Paralus, my use of numbers is telling? Yet it is the numbers that you are using to point out the cruel and heinious nature of Alexnader's Indian campaign. I was pointing out that I have a problem with the the numbers, as I have a problem with all the numbers in the sources. Curtius, using Gaugamela as an example had a much more conservative number, 250K, but having reread Engels again the other day, I wonder quite rightly if even that number is not vastly inflated.
I don't need to defend them. It happened in some form or other.. Finding out what really happened is what interests me.
Amyntoros, yes Plutarch did say from youth on upwards, yet not a few months later, Peucestas shows up with a herd of them "little kids". I am well aware of the other sources regarding this, but my point was that by taking the sources, only one in this case, we can create any scenario we want.

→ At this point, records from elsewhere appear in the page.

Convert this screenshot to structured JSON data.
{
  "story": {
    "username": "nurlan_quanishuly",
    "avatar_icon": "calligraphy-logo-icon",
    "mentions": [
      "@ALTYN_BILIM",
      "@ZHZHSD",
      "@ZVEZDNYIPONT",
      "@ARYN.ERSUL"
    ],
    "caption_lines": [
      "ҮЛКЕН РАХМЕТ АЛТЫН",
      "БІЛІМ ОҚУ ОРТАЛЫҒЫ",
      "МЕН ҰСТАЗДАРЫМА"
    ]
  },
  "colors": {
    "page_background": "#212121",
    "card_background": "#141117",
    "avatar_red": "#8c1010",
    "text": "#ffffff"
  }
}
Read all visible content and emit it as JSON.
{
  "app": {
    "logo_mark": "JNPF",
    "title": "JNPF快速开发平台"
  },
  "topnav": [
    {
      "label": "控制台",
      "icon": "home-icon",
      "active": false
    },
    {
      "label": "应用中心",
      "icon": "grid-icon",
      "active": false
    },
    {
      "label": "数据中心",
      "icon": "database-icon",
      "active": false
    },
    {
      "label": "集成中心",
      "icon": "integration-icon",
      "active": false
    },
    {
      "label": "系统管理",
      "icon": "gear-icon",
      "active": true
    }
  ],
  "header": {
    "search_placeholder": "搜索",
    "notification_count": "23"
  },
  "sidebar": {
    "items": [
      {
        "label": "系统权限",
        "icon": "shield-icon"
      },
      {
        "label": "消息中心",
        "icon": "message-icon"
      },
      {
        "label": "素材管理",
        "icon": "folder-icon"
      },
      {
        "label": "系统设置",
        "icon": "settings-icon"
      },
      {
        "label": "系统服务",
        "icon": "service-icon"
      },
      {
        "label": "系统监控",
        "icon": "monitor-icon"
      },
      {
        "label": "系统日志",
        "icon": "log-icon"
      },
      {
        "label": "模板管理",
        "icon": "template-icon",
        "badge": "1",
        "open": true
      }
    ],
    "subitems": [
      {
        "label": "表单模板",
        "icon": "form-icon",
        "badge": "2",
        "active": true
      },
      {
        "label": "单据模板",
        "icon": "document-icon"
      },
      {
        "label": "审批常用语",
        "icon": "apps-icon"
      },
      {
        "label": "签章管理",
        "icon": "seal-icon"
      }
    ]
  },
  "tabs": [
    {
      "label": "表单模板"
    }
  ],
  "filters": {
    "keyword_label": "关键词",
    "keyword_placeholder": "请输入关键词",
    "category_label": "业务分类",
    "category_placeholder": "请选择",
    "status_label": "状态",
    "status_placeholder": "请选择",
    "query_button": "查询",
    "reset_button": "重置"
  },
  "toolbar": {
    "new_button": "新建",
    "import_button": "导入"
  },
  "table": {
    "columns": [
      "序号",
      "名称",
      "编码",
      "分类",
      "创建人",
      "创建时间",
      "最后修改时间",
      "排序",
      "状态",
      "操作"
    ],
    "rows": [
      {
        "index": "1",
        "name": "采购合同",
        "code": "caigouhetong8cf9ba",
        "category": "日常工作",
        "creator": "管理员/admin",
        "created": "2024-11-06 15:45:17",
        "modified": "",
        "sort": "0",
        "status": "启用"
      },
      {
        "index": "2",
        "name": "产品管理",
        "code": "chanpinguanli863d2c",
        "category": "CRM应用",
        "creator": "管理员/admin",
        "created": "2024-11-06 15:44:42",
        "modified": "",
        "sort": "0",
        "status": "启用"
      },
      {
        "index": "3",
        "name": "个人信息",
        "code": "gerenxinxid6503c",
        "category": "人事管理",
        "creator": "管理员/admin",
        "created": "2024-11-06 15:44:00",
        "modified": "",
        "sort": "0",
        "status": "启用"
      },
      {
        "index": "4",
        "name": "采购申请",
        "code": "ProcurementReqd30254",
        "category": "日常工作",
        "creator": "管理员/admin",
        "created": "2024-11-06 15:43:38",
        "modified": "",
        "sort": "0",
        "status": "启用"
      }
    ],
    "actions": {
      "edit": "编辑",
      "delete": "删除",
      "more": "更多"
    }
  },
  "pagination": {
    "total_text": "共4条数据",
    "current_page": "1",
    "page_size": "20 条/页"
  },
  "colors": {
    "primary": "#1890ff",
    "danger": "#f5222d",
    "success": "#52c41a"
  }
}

I'm not cherry picking, because I don't care either way, really. Paralus does have a certain POV that I may or may not agree with. Listen, I don't excuse ALexander of anything. It would be pointless. Nor do I think historians should use him to beat their own political modern POVS (not saying this is you Paralus). I want to find that middle that might actually approximate the real man and his times.
As to the Lane Fox crack, I never got the impression that Alexander was a gentleman conqueror from that book. But then he didn't try to compare Alexander to the Greek junta or Nazi stormtroopers so he is an apologist. I went into Green's and Fox's books before I started talking about ATG to anyone. I, too drew my own conclusions.
What I got from Fox was a desire to learn more and I started reading the sources. And read other modern writers. What I got from Green was a book thick with anachronistic POV shoving. All of Alexander's motives MUST be suspect! Say something good about Alexander or attempt to see his actions through his own POV and you are an apologist. Good grief, I'm so leftwing I'm a redneck, but I don't want it in my history. Nor do I want Tarn, who I have never read. I never bought that brotherhood of man malarky. Dr. Pal has interesting ideas, but I certainly disagree with his "UN" idea of ATG.
Semiramis, thank you. That's the point I'm trying to make. There was slaughter in war then. Conquest was the norm. Again I don't excuse it, but I do not need to. Those long dead victims do not need my defense. But I am not going to use their dead shades to advance my modern views either. But I do want to know IF the Macedonians telling their history inflated the numbers of their enemy dead because that would have been their cultural expectation to do so, or vice versa, never admit the heavy toll it was taking on them.
By the same token, I do not view Alexander as some glorious leader shining the blessings of Greece onto a barbarian world. He was a product of his family's, his kingdom's and his own expectations. He was not a product of middle platonists like Plutarch or Roman historians with their own POV to advance. Peeling away those later expectations or value judgements is what I want.
He is not the product of an Oxford don who grows flowers or of other professors who seem to only be able to view him through tthe lens of our own painful, recent totalitarian past.
I run into this elsewhere, where, sadly, the nationalists and "there is no way that Alexander could have had sexual relations with men and here's PROOF!!!!". Oddly enough, there I come off sounding like Green and have been accused of such. I am apparantly only interested in anything that puts a negative light on Greece and Alexander.
I do always get a chuckle out of the Spartan struggle for freedom, though. And Athens as well. The actual events of Thermopylae and Salamis, and earlier at Marathon are fascinating as a small dysfunctional group of city states whooping the great Persian invasion, but as far as freedom goes...though, and I may get accused of moral relativism, I'm sure the slave owners DID see it as a fight for their way of life.
Using these events as a standard for modern freedom movements is a bit of a stretch, though, to put it kindly. It's like some politcial blogger who favourably compared George Bush to Alexander the Great. Some things are just best left in the distant past. I was laughing so hard I never could respond to that comparison. How could one with a straight face?